Assembly Series closes season with talks on tolerance, love

Poussaint speaks on tolerance and diversity

An expert on race relations, prejudice and diversity issues in a multicultural society, Alvin Poussaint, M.D., will present the annual Martin Luther King Jr. Memorial Lecture for the Assembly Series. The talk will be held at 4 p.m., Tuesday, April 15, in the Laboratory Sciences Auditorium.

Poussaint

Poussaint, professor of psychiatry and faculty associate dean for student affairs at Harvard Medical School, is director of the Media Center of the Judge Baker Children’s Center in Boston. He also is an advocate for reducing the influence of advertising in children’s lives.

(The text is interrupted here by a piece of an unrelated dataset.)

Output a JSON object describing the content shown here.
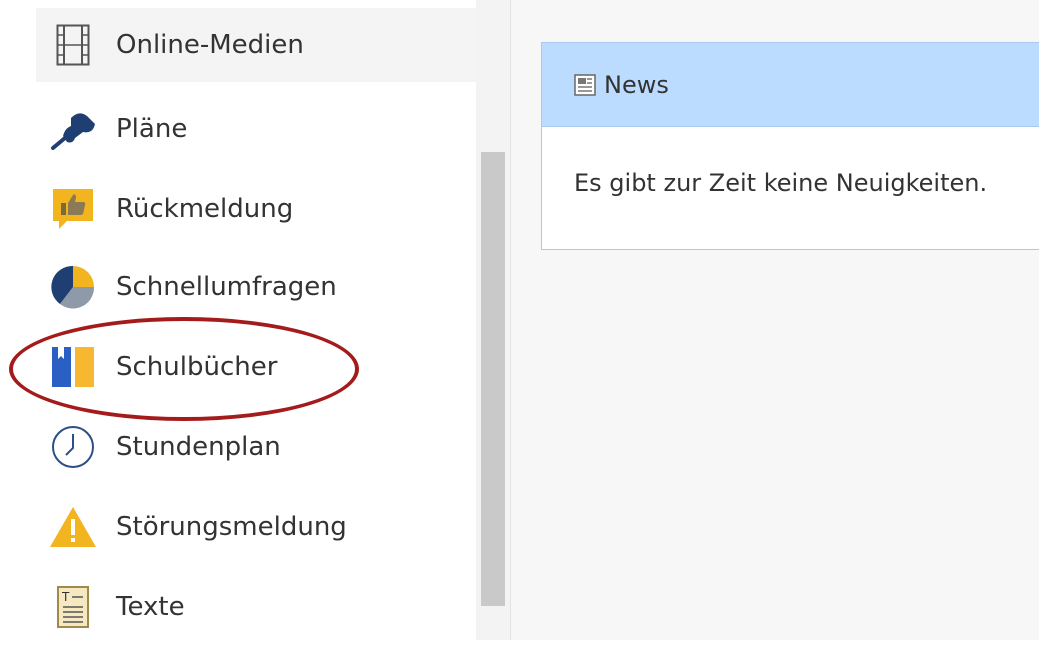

Poussaint believes that extreme (violent) racists suffer from a delusional mental illness. He lectures widely on college campuses and serves as a consultant to government agencies and private corporations. In addition, he is active as a media consultant on a wide range of social issues. He is concerned with media images and issues regarding the needs of children and the changing family; he has been active in the national TV rating and V-chip discussions. He is a strong proponent of nonviolent parenting and parenting education.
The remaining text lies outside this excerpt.